Pumalino am Solstice Ultra
Am Samstag, 20. Dezember 2025, startete ich mit 49 andern Teilnehmern mein nächstes Abenteuer.
Ein Ultramarathon, doch nicht wie bisher «nur» 50 km oder eine Runde wie beim Lauf um den Bielersee. Diesmal war es wirklich speziell: Von Sonnenauf- bis Sonnenuntergang (8 h 32 min) liefen wir Runden auf der 400-m-Tartanbahn. Wer am Ende die meisten Runden hat, gewinnt. Auch diesmal ging ich nicht an den Start, um zu gewinnen. Es war ein Rennen gegen mich selbst. Beim Laufen, vor allem auf langen Distanzen, komme ich in einen meditativen Zustand, kann vollkommen abschalten und mich voll auf mich selbst konzentrieren. Natürlich kannte ich einige der anderen Teilnehmer, daher war es eine super Möglichkeit, sich gegenseitig näher kennenzulernen, gemeinsam gegen die Zeit zu kämpfen und weitere Runden hinter sich zu bringen. Im Vorfeld konnte ich mit den Gründern vom Solstice Ultra ein «Meet the Runner»-Video drehen, bei dem auch Anthony van der Holst (ein Asics-Frontrunner & Mitgründer vom Ultra) dabei war. Der Grundstein für ein tolles Rennen war geschaffen, nun kamen wir aber auch schon zu einem Problem, und zwar dem Training. Nach dem SwissCityMarathon, welchen ich Ende Oktober mit einer Bestzeit von 3 h 34 min beendete, fing ich mir leider einen Virus ein und konnte drei Wochen keinen Sport machen. Für das Training vom Ultra blieben mir knapp 25 Tage. Ich rief mir einen meiner Leitsätze wieder hervor: «einfach das Beste daraus machen». So fing ich also wieder an mit kleinen Trainingseinheiten von 5–15 km im Regenerations-Tempo.

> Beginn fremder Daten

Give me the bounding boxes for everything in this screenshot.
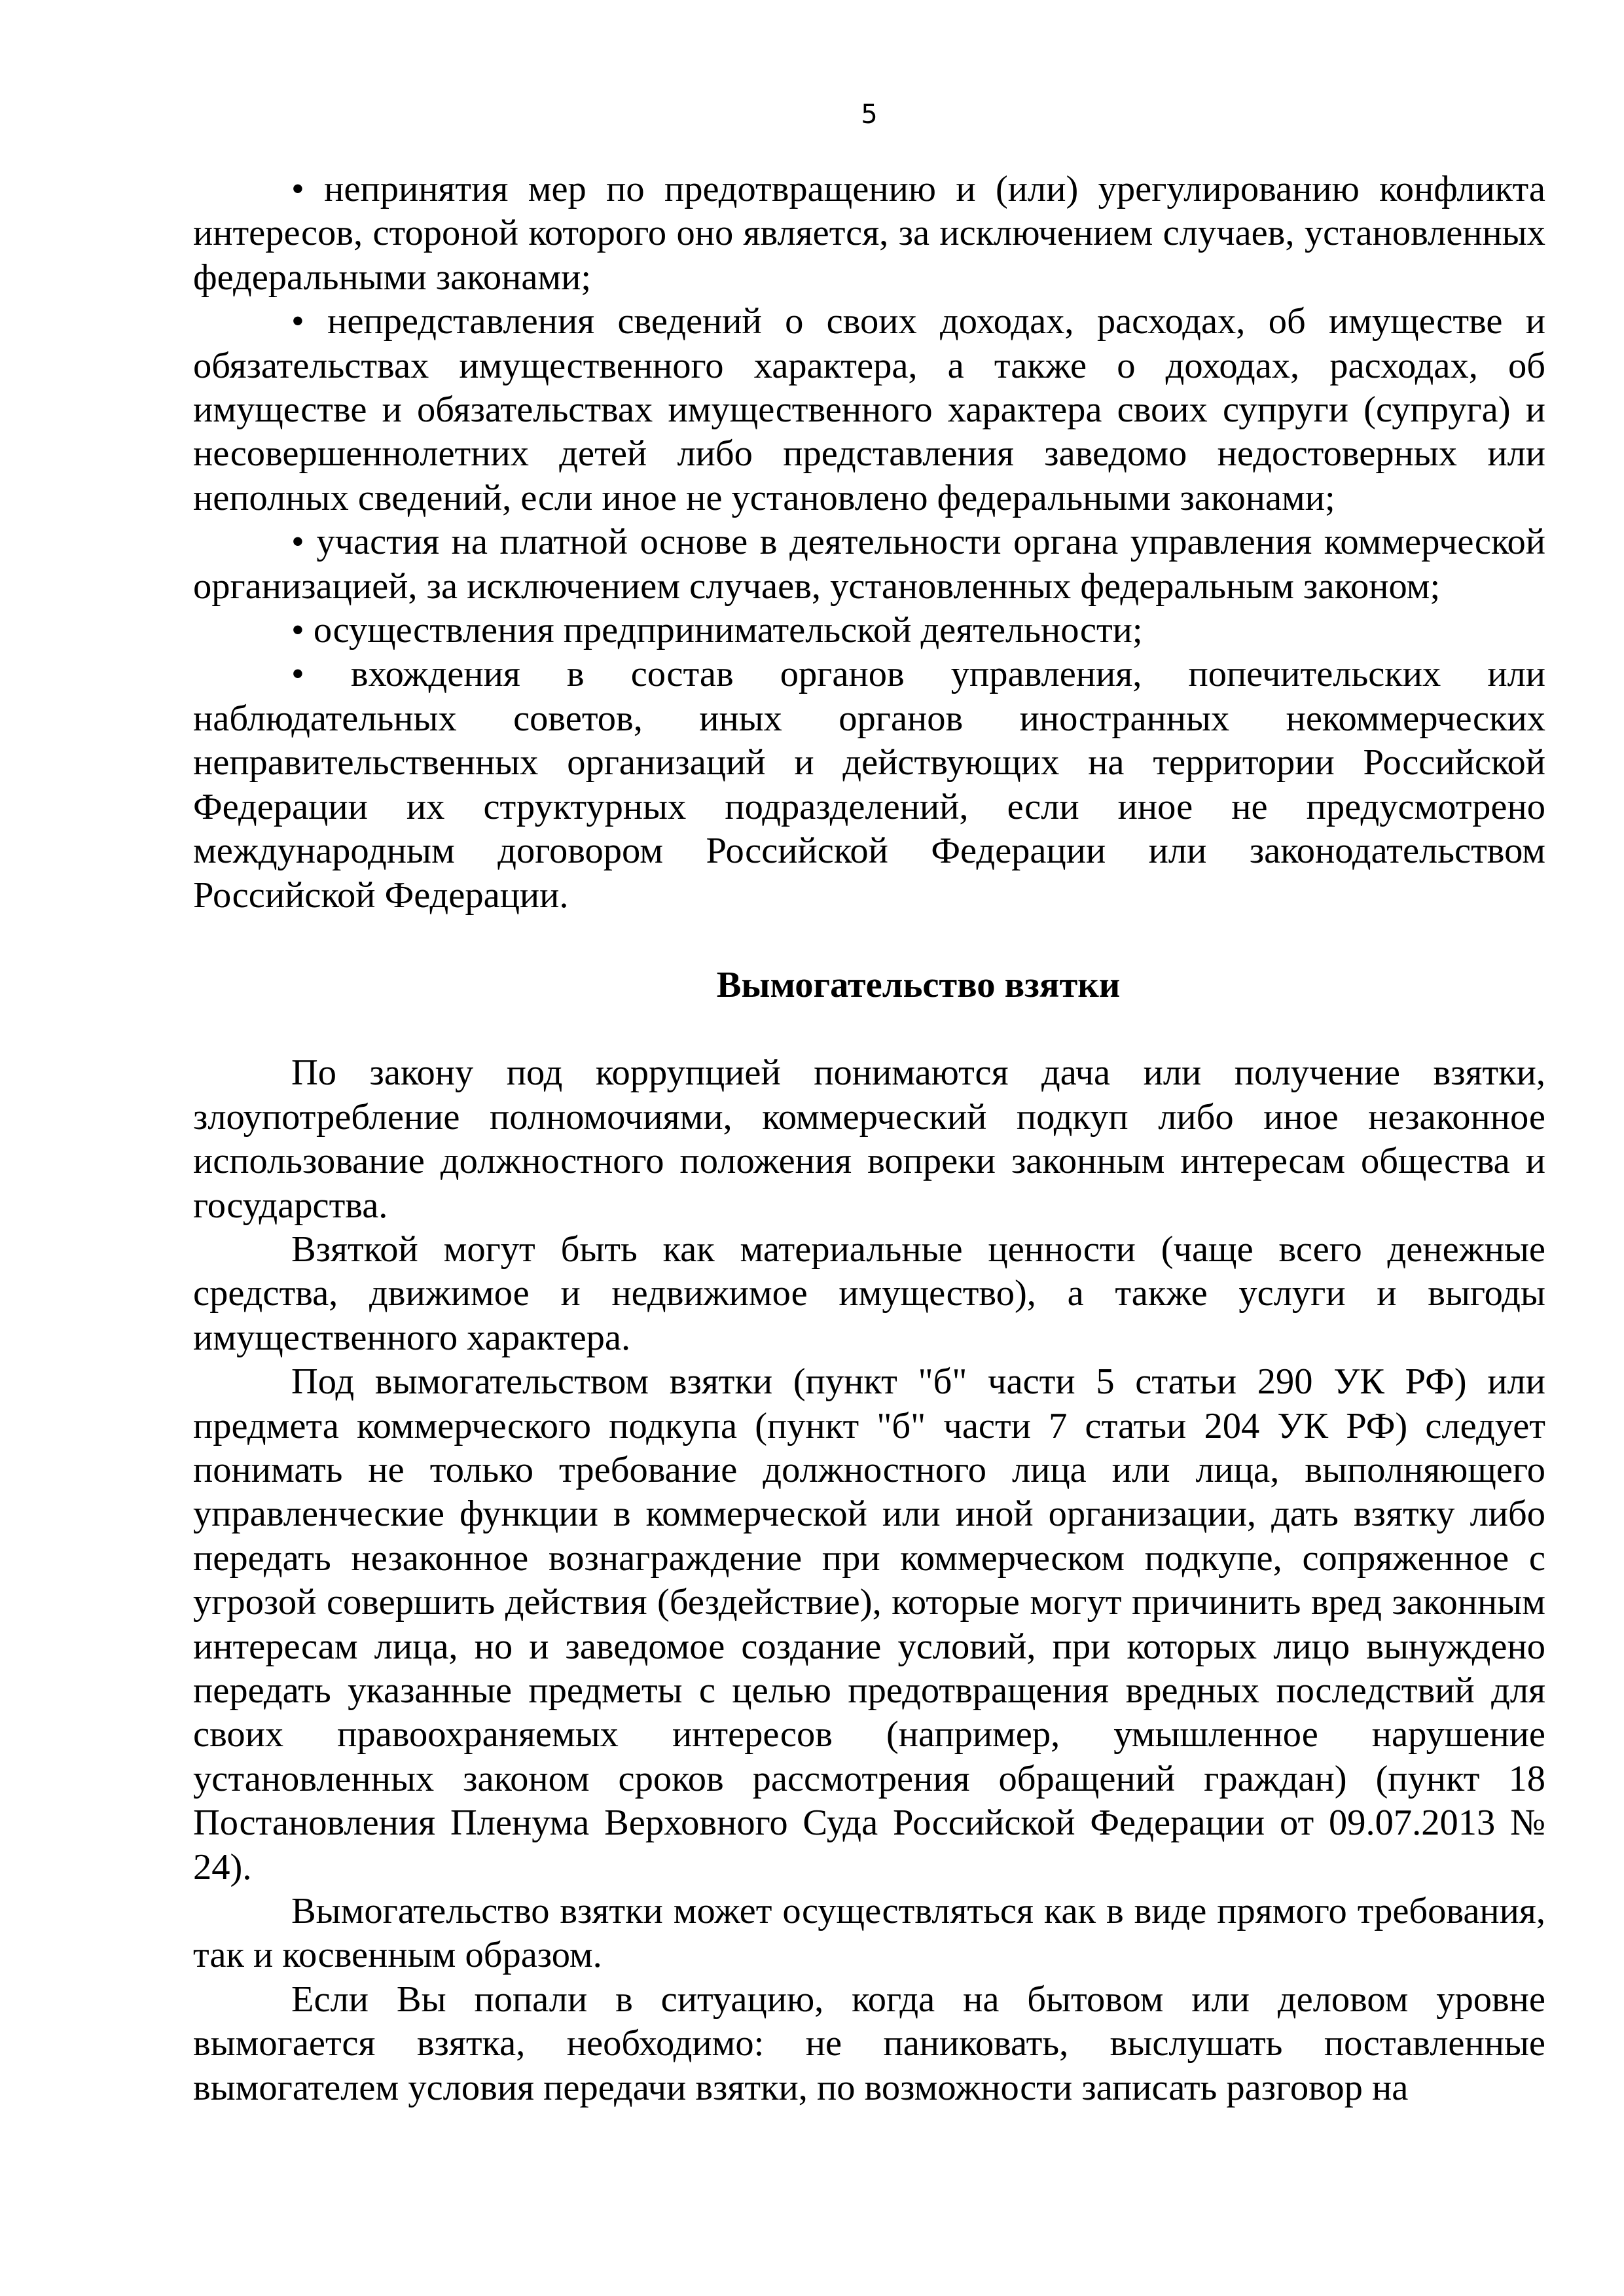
paragraph-bribe-definition: Взяткой могут быть как материальные ценности (чаще всего денежные средства, движимое и недвижимое имущество), а также услуги и выгоды имущественного характера. — [193, 1229, 1545, 1358]
paragraph-extortion-forms: Вымогательство взятки может осуществляться как в виде прямого требования, так и косвенным образом. — [193, 1891, 1545, 1976]
bullet-text: осуществления предпринимательской деятельности; — [313, 610, 1143, 651]
section-heading: Вымогательство взятки — [716, 964, 1121, 1005]
paragraph-what-to-do: Если Вы попали в ситуацию, когда на бытовом или деловом уровне вымогается взятка, необходимо: не паниковать, выслушать поставленные вымогателем условия передачи взятки, по возможности записать разговор на — [193, 1979, 1545, 2108]
bullet-item — [193, 168, 1545, 300]
bullet-icon: • — [291, 522, 304, 563]
bullet-item — [193, 609, 1545, 653]
bullet-text: вхождения в состав органов управления, попечительских или наблюдательных советов, иных органов иностранных некоммерческих неправительственных организаций и действующих на территории Российской Федерации их структурных подразделений, если иное не предусмотрено международным договором Российской Федерации или законодательством Российской Федерации. — [193, 654, 1546, 916]
bullet-icon: • — [291, 301, 304, 342]
page-content — [193, 168, 1545, 2110]
bullet-text: участия на платной основе в деятельности органа управления коммерческой организацией, за исключением случаев, установленных федеральным законом; — [193, 522, 1545, 607]
bullet-item — [193, 300, 1545, 520]
paragraph-corruption-definition: По закону под коррупцией понимаются дача или получение взятки, злоупотребление полномочиями, коммерческий подкуп либо иное незаконное использование должностного положения вопреки законным интересам общества и государства. — [193, 1052, 1545, 1226]
bullet-text: непредставления сведений о своих доходах, расходах, об имуществе и обязательствах имущественного характера, а также о доходах, расходах, об имуществе и обязательствах имущественного характера своих супруги (супруга) и несовершеннолетних детей либо представления заведомо недостоверных или неполных сведений, если иное не установлено федеральными законами; — [193, 301, 1546, 518]
bullet-icon: • — [291, 610, 304, 651]
section-body — [193, 1051, 1545, 2110]
bullet-icon: • — [291, 654, 304, 695]
restrictions-bullet-list — [193, 168, 1545, 918]
paragraph-extortion-definition: Под вымогательством взятки (пункт "б" части 5 статьи 290 УК РФ) или предмета коммерческого подкупа (пункт "б" части 7 статьи 204 УК РФ) следует понимать не только требование должностного лица или лица, выполняющего управленческие функции в коммерческой или иной организации, дать взятку либо передать незаконное вознаграждение при коммерческом подкупе, сопряженное с угрозой совершить действия (бездействие), которые могут причинить вред законным интересам лица, но и заведомое создание условий, при которых лицо вынуждено передать указанные предметы с целью предотвращения вредных последствий для своих правоохраняемых интересов (например, умышленное нарушение установленных законом сроков рассмотрения обращений граждан) (пункт 18 Постановления Пленума Верховного Суда Российской Федерации от 09.07.2013 № 24). — [193, 1361, 1545, 1888]
page-number: 5 — [861, 99, 878, 130]
bullet-item — [193, 653, 1545, 917]
bullet-text: непринятия мер по предотвращению и (или) урегулированию конфликта интересов, стороной которого оно является, за исключением случаев, установленных федеральными законами; — [193, 169, 1546, 298]
bullet-item — [193, 520, 1545, 609]
bullet-icon: • — [291, 169, 304, 209]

Mit Euphorie machte ich mich auf den Weg nach Bern. Im Tram traf ich bereits den ersten «Mitkämpfer» und wir verstanden uns direkt. Am Start angekommen bekamen wir von Anthony die weiteren Infos und es ging los. Ehrlich gesagt weiss ich gar nicht, was ich die ganzen 8,5 h gemacht habe. Die Zeit verging wie im Flug durch die vielen Gespräche, neue Freundschaften und die Zuschauer, die uns anfeuerten. Runde um Runde lief ich gemeinsam mit den anderen Athleten. Mehrere kleinere «Influencer» wie ich waren da und drehten ihre Videos. Es war soweit. 68 km waren geschafft, mein Ziel im Vorfeld waren 70–80 km. Ich hatte noch reichlich Zeit, da ich keine Pausen gemacht habe und alles durchgelaufen bin. Nun kam meine erste Laufpause und ich ging knapp 1,5 km, bis ich wieder anfing, zu joggen. In einem langsamen Tempo kämpfte ich mich weiter, meine Beine und Füsse taten langsam weh und ich spürte, dass ich nur wenig trainiert hatte. Ich hatte mein Ziel von 70 km bereits erreicht, doch verfrüht aufhören war keine Option. Durch die Geh-Pause konnte ich wieder Energie aufladen und so lief ich die letzten drei Kilometer in einem unglaublichen 4:30er-Pace bis zu den 77 km. Ich war selbst ein bisschen überrascht, nach 8 h Laufen noch eine solche Bestleistung hinzulegen, doch es funktionierte Völlig erschöpft beendete ich das Rennen auf dem 12. Platz. Ich war mehr als zufrieden und überglücklich, so einen tollen Tag erlebt zu haben. Dementsprechend freue ich mich bereits aufs nächste Abenteuer.